The process for reconsideration of Kahawai allocation for 2005-06 has just begun. Yesterday I signed off the Initial Position Paper (IPP) for Kahawai. This is available now for consultation.
This position paper contains essentially two alternate options for consideration. Either the status quo, or a rebuild strategy.
These choices are underpinned by two quite different approaches to the management of shared fisheries.
The conservative no change option could be described as maintaining the status quo.
The other option is underpinned by a new policy idea – that species important to recreational fishers should be managed above, or even significantly above, what fisheries documents refer to as BMSY – the size of a fish stock that delivers the maximum sustainable yield.
According to the Fisheries Act, "utilisation'' means conserving, using, enhancing, and developing fisheries resources to enable people to provide for their social, economic, and cultural wellbeing.
This new approach would effectively give greater recognition of recreational utilisation. It would acknowledge that one size doesn't fit all. The optimum biomass of any fishery is likely to be different depending on the perspective of the fisher. For the recreational sector abundance of stock, a corresponding increased catch rate, or ability to catch larger fish, might be more important than extracting the maximum sustainable yield.
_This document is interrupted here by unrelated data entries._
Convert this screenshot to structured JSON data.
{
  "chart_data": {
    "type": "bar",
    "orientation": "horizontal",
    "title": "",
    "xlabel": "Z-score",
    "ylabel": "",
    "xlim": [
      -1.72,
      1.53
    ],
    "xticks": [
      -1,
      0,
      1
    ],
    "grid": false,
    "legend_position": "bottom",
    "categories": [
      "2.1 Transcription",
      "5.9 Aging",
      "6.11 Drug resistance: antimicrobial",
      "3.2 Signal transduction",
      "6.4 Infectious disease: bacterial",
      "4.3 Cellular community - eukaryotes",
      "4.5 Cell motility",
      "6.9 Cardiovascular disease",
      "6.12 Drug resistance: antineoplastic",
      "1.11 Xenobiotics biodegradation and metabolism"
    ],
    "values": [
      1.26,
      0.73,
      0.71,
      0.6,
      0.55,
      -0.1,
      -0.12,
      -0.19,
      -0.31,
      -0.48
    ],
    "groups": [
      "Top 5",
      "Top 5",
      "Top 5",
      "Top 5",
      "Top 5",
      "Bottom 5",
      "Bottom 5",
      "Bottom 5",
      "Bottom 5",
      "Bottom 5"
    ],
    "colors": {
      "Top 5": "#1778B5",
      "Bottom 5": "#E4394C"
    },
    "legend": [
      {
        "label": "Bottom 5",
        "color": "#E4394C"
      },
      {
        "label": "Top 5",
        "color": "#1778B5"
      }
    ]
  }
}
There is of course a trade off between yield and these other recreational utilisation qualities. If you want to catch fish more frequently, the size of the available stock will need to be increased above that which provides the maximum sustainable yield.
And therein lies the challenge and choice for you and me.
Let me add that under both Kahawai options, no additional recreational management controls are contemplated. There is no evidence before me, that the recreational sector is catching the allowance assigned to it. This issue will need to be monitored on an on-going basis.
I am sure you will be very interested in commenting on the papers just released and I expect an interesting consultation period.
As I said at the beginning of this address, a fundamental question is just how do we value recreational fishing.
I hope that your conference is successful, and I again stress the Government’s interest in working together with recreational fishers to realise the value and contribution that this sector has to offer our country and way of life.
Tënä koutou, tënä koutou, tënä tätou kätao.